Das Streben nach noch mehr Wohlstand und Hedonismus, verbunden mit sozialer und individueller Selbstzufriedenheit, schwächt unsere Demokratie, die vom Frieden verwöhnt wurde. Dass eine bewaffnete Neutralität auch zur ultimativen Gewaltanwendung bereit sein muss, wurde vom pazifistischen Gedankengut immer wieder ausgeblendet. Macht- und Gewaltpolitik kennen die Sprache des Stärkeren. Die diplomatische Schweiz, mit ihren guten Diensten, scheint seit der Übernahme der europäischen Sanktionspolitik gegen Russland, an Einfluss verloren zu haben.
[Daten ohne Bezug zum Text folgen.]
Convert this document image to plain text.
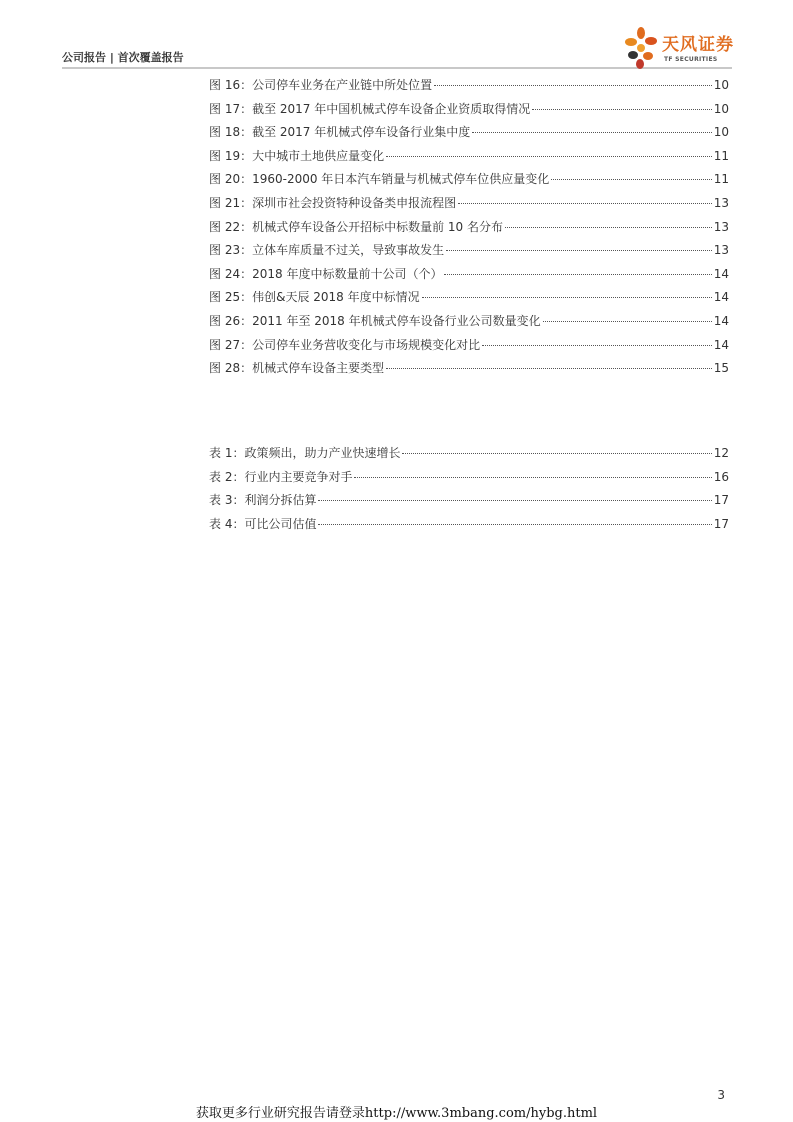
公司报告 | 首次覆盖报告
天风证券
TF SECURITIES
图 16：公司停车业务在产业链中所处位置	10
图 17：截至 2017 年中国机械式停车设备企业资质取得情况	10
图 18：截至 2017 年机械式停车设备行业集中度	10
图 19：大中城市土地供应量变化	11
图 20：1960-2000 年日本汽车销量与机械式停车位供应量变化	11
图 21：深圳市社会投资特种设备类申报流程图	13
图 22：机械式停车设备公开招标中标数量前 10 名分布	13
图 23：立体车库质量不过关，导致事故发生	13
图 24：2018 年度中标数量前十公司（个）	14
图 25：伟创&天辰 2018 年度中标情况	14
图 26：2011 年至 2018 年机械式停车设备行业公司数量变化	14
图 27：公司停车业务营收变化与市场规模变化对比	14
图 28：机械式停车设备主要类型	15
表 1：政策频出，助力产业快速增长	12
表 2：行业内主要竞争对手	16
表 3：利润分拆估算	17
表 4：可比公司估值	17
3
获取更多行业研究报告请登录http://www.3mbang.com/hybg.html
Umso mehr muss die Schweizer Armee, als wichtigster Sicherheitsgarant, verstärkt und im Rahmen der Neutralitätspolitik aktiver werden. Bereits 1993 schrieb der Bundesrat in seinem Bericht zur Neutralität: «Die Neutralität der Schweiz soll die Sicherheit des Landes fördern und nicht die Verteidigungsfähigkeit schmälern. Die Neutralität darf einen neutralen Staat nicht daran hindern, Lücken in seinem Verteidigungsdispositiv durch grenzüberschreitende Vorbereitungen zur Abwehr eines möglichen Angriffs zu schliessen». Eine vertiefte Grundsatzdiskussion über eine Annäherung, ohne Beitritt, an ein Militärbündnis muss politisch mehrheitsfähig werden. Gemeinsame Übungen, Austausch von Informationen, Schulung der Interoperabilität, abgestimmte Einsatzverfahren, Harmonisierung von Rüstungsbeschaffungen, Teilnahme an Friedensoperationen, können die Glaubwürdigkeit und Zuverlässigkeit der militärischen Schweiz international stärken.
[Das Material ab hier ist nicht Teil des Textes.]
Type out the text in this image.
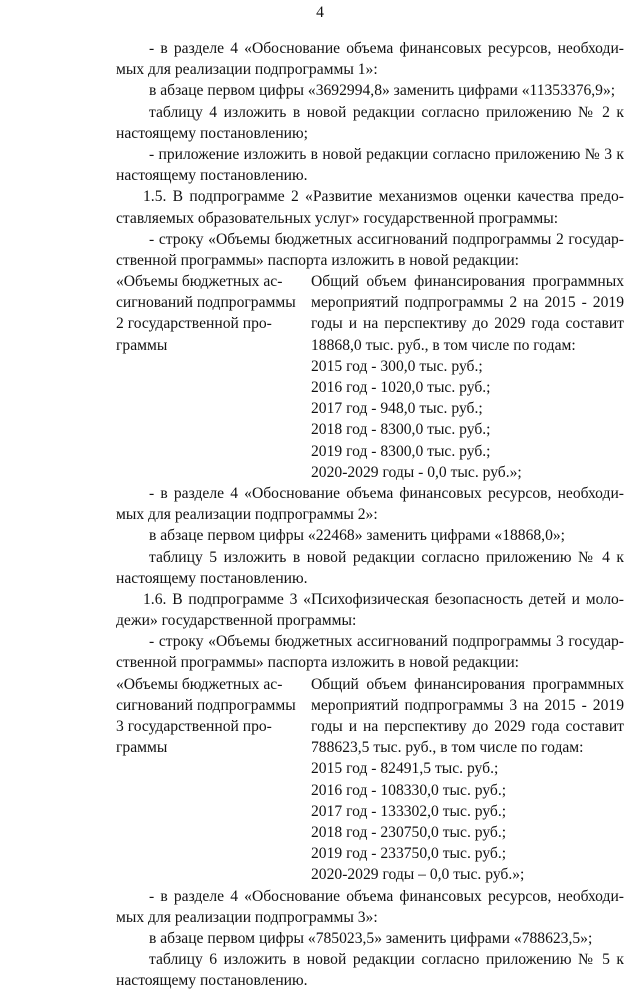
4
- в разделе 4 «Обоснование объема финансовых ресурсов, необходи-
мых для реализации подпрограммы 1»:
в абзаце первом цифры «3692994,8» заменить цифрами «11353376,9»;
таблицу 4 изложить в новой редакции согласно приложению № 2 к
настоящему постановлению;
- приложение изложить в новой редакции согласно приложению № 3 к
настоящему постановлению.
1.5. В подпрограмме 2 «Развитие механизмов оценки качества предо-
ставляемых образовательных услуг» государственной программы:
- строку «Объемы бюджетных ассигнований подпрограммы 2 государ-
ственной программы» паспорта изложить в новой редакции:
«Объемы бюджетных ас-
сигнований подпрограммы
2 государственной про-
граммы
Общий объем финансирования программных
мероприятий подпрограммы 2 на 2015 - 2019
годы и на перспективу до 2029 года составит
18868,0 тыс. руб., в том числе по годам:
2015 год - 300,0 тыс. руб.;
2016 год - 1020,0 тыс. руб.;
2017 год - 948,0 тыс. руб.;
2018 год - 8300,0 тыс. руб.;
2019 год - 8300,0 тыс. руб.;
2020-2029 годы - 0,0 тыс. руб.»;
- в разделе 4 «Обоснование объема финансовых ресурсов, необходи-
мых для реализации подпрограммы 2»:
в абзаце первом цифры «22468» заменить цифрами «18868,0»;
таблицу 5 изложить в новой редакции согласно приложению № 4 к
настоящему постановлению.
1.6. В подпрограмме 3 «Психофизическая безопасность детей и моло-
дежи» государственной программы:
- строку «Объемы бюджетных ассигнований подпрограммы 3 государ-
ственной программы» паспорта изложить в новой редакции:
«Объемы бюджетных ас-
сигнований подпрограммы
3 государственной про-
граммы
Общий объем финансирования программных
мероприятий подпрограммы 3 на 2015 - 2019
годы и на перспективу до 2029 года составит
788623,5 тыс. руб., в том числе по годам:
2015 год - 82491,5 тыс. руб.;
2016 год - 108330,0 тыс. руб.;
2017 год - 133302,0 тыс. руб.;
2018 год - 230750,0 тыс. руб.;
2019 год - 233750,0 тыс. руб.;
2020-2029 годы – 0,0 тыс. руб.»;
- в разделе 4 «Обоснование объема финансовых ресурсов, необходи-
мых для реализации подпрограммы 3»:
в абзаце первом цифры «785023,5» заменить цифрами «788623,5»;
таблицу 6 изложить в новой редакции согласно приложению № 5 к
настоящему постановлению.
Eine kontinuierliche Aufstockung des Verteidigungsbudgets auf 7 Milliarden pro Jahr bis 2030 sind rasch zu bewilligen und umzusetzen. Nach den schockierenden Ereignissen an der Ostgrenze von Europa werden Sinn und Zweck einer Armee weniger hinterfragt oder gar verneint. Der verstärkte Wille, Militärdienst zu leisten, dürfte die Abgänge von diensttauglichen Männern in den Zivildienst reduzieren. Eine Erhöhung des Sollbestands auf 120’000 AdA müsste zu gegebener Zeit eine politische Mehrheit finden. Die Debatte um eine Dienstpflicht für Frauen und Männer gewinnt mit der bedarfsorientierten Dienstpflicht an Dynamik. Die SOG bevorzugt die Sicherheitsdienstpflicht mit der Zusammenlegung von Zivilschutz und Zivildienst in einen Katastrophenschutz. Auch unterstützt sie den obligatorischen Orientierungstag für Frauen. Damit verbunden wäre eine minimale Dienstpflicht für Frauen von 1-3 Tagen. Gleiches Recht auf Informationen für Mann und Frau. Für die Umsetzung kommt den Kantonen eine tragende Rolle zu. Die Lancierung der Initiative «Service Citoyen» auf Ende April ist, wenn nicht unangebracht, zumindest unpassend. Bis Ende 2024 sollten wir wissen, in welche Richtung die Dienstpflichtreform geht. Warum nicht schon früher?
«Gewalt, die befreiende Gewalt des Volkes gegen die innere und/oder äussere Unterdrückung, dies ist der Urstoff, aus dem die modernen Demokratien ihre Legitimität bilden.»